Alle diese temporären Verhältnisse klammern den Alltag aus, Repertoire-Vorstellungen, schlechte Laune, verletzte Kollegen. Die Choreographen ersparen sich, wenn sie keine Ballettdirektoren werden, endlose langweilige Sitzungen und erbitterte interne Verteilungskämpfe, Eifersucht und Einmischungen, enttäuschte Tänzer und enttäuschende Vorstellungen.
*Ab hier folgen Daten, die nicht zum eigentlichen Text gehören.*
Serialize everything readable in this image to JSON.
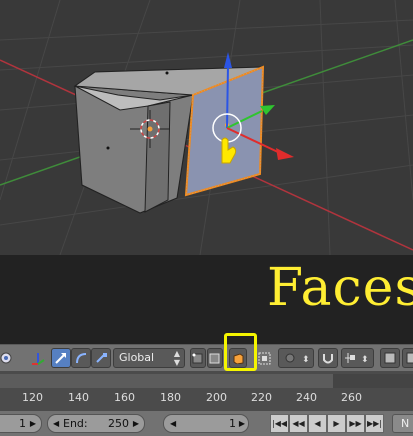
{
  "overlay": {
    "caption": "Faces"
  },
  "header": {
    "orientation_value": "Global",
    "icons": {
      "pivot": "pivot-icon",
      "manipulator": "manipulator-icon",
      "translate": "translate-arrow-icon",
      "rotate": "rotate-icon",
      "scale": "scale-icon",
      "vertex_select": "vertex-select-icon",
      "edge_select": "edge-select-icon",
      "face_select": "face-select-icon",
      "occlude": "limit-selection-icon",
      "proportional": "proportional-edit-icon",
      "snap": "snap-magnet-icon",
      "snap_target": "snap-target-icon"
    }
  },
  "timeline": {
    "ticks": [
      "120",
      "140",
      "160",
      "180",
      "200",
      "220",
      "240",
      "260"
    ]
  },
  "footer": {
    "start_value": "1",
    "end_label": "End:",
    "end_value": "250",
    "current_frame": "1",
    "label_partial": "N"
  },
  "colors": {
    "viewport_bg": "#393939",
    "highlight": "#f5f500",
    "caption": "#ffee33",
    "face_select_active": "#f7a23b",
    "grid_red": "#b0343d",
    "grid_green": "#3f8c3a"
  }
}
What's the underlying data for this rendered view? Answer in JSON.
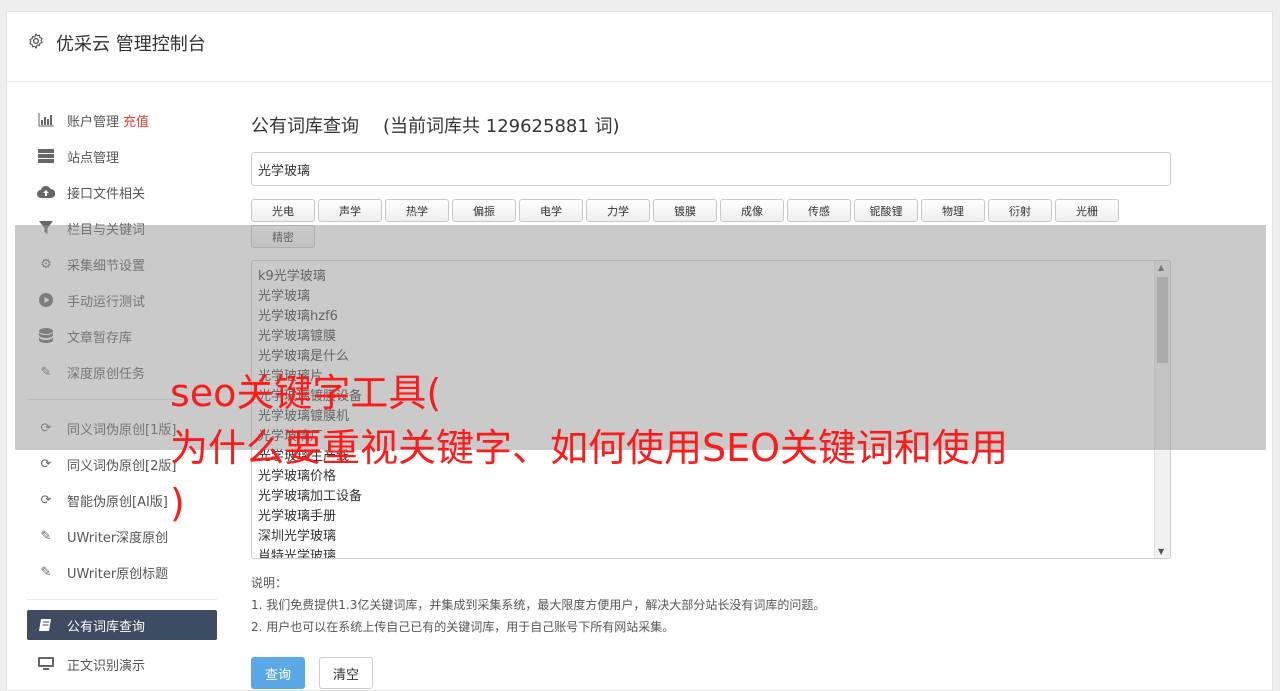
{
  "header": {
    "title": "优采云 管理控制台",
    "icon": "gear-icon"
  },
  "sidebar": {
    "items": [
      {
        "label": "账户管理",
        "badge": "充值",
        "icon": "bar-chart-icon"
      },
      {
        "label": "站点管理",
        "icon": "server-icon"
      },
      {
        "label": "接口文件相关",
        "icon": "cloud-upload-icon"
      },
      {
        "label": "栏目与关键词",
        "icon": "filter-icon"
      },
      {
        "label": "采集细节设置",
        "icon": "cogs-icon"
      },
      {
        "label": "手动运行测试",
        "icon": "play-circle-icon"
      },
      {
        "label": "文章暂存库",
        "icon": "database-icon"
      },
      {
        "label": "深度原创任务",
        "icon": "edit-icon"
      }
    ],
    "items2": [
      {
        "label": "同义词伪原创[1版]",
        "icon": "refresh-icon"
      },
      {
        "label": "同义词伪原创[2版]",
        "icon": "refresh-icon"
      },
      {
        "label": "智能伪原创[AI版]",
        "icon": "refresh-icon"
      },
      {
        "label": "UWriter深度原创",
        "icon": "edit-icon"
      },
      {
        "label": "UWriter原创标题",
        "icon": "edit-icon"
      }
    ],
    "active": {
      "label": "公有词库查询",
      "icon": "book-icon"
    },
    "items3": [
      {
        "label": "正文识别演示",
        "icon": "monitor-icon"
      }
    ]
  },
  "main": {
    "heading": "公有词库查询",
    "count_text": "(当前词库共 129625881 词)",
    "search_value": "光学玻璃",
    "tags": [
      "光电",
      "声学",
      "热学",
      "偏振",
      "电学",
      "力学",
      "镀膜",
      "成像",
      "传感",
      "铌酸锂",
      "物理",
      "衍射",
      "光栅",
      "精密"
    ],
    "results": [
      "k9光学玻璃",
      "光学玻璃",
      "光学玻璃hzf6",
      "光学玻璃镀膜",
      "光学玻璃是什么",
      "光学玻璃片",
      "光学玻璃镀膜设备",
      "光学玻璃镀膜机",
      "光学玻璃厂",
      "光学玻璃生产线",
      "光学玻璃价格",
      "光学玻璃加工设备",
      "光学玻璃手册",
      "深圳光学玻璃",
      "肖特光学玻璃"
    ],
    "notes_title": "说明：",
    "notes": [
      "1. 我们免费提供1.3亿关键词库，并集成到采集系统，最大限度方便用户，解决大部分站长没有词库的问题。",
      "2. 用户也可以在系统上传自己已有的关键词库，用于自己账号下所有网站采集。"
    ],
    "query_button": "查询",
    "clear_button": "清空"
  },
  "overlay": {
    "lines": [
      "seo关键字工具(",
      "为什么要重视关键字、如何使用SEO关键词和使用",
      ")"
    ],
    "color": "#ff1a1a"
  }
}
Für das Publikum ist die Entwicklung auch interessant, einerseits: In den Live-Übertragungen in Kinos weltweit und in den Vorstellungen mit Stars, die aus New York oder St. Petersburg kommen gewinnen Zuschauer einen sehr viel vollständigeren Eindruck davon, was die Tanzkunst heute ausmacht. Aber andererseits ist die weltweite Angleichung der Tanzstile ans international Akrobatisch-Athletische eigentlich total langweilig. Irgendwie ist das wie ein Hollywood, aus dem alle Filme kommen oder wie die überall zwischen Turin und Boston gleich aussehenden Einkaufspassagen mit den weltweit agierenden Marken darin. Welche Auswirkungen es auf die Tanzstudenten haben wird, wenn die Bühnen eine Art Galerien mit wechselnden Exponaten werden, ist schwer zu sagen. Vielleicht kommt es zu einer Auflösung des engen Verhältnisses zwischen den Tänzern verschiedener Generationen. Der Hauptgrund aber, weswegen so viele Tänzer nicht mehr bleiben, selbst wenn sie es an ein großes Opernhaus geschafft haben, dürfte in der Banalität der Direktorate dieser Compagien liegen. Einmal sind das heute Administratoren, Geschäftsführer, keine Führungspersönlichkeiten, die für eine klare ästhetische Linie stehen – Royal Ballet und Royal Ballet of Flanders sind Beispiele. Zweitens sind es ehemalige oder noch aktive Tänzer, die ihr Leben lang Tänzer bleiben, also keine Choreographen werden und keine begabten Ballettmeister, Coachs, Programmdirektoren werden. Beispiel Vladimir Malakhov, wegen dem Polina Semionova das Staatsballett Berlin verließ (wo sie, hallo New York Times, auch nicht mehr auftritt derzeit). Natürlich geht Cojocaru nicht zu 100 Prozent ans English National Ballet, denn ihre Chefin Rojo tanzt dort noch selbst, da wären doch Rollenkonflikte vorprogrammiert. Wozu die neue Freiheit genutzt wird, außer zum richtigen Geldverdienen (und da sind Tänzer auch mal dran) ist die eigentliche interessante Frage.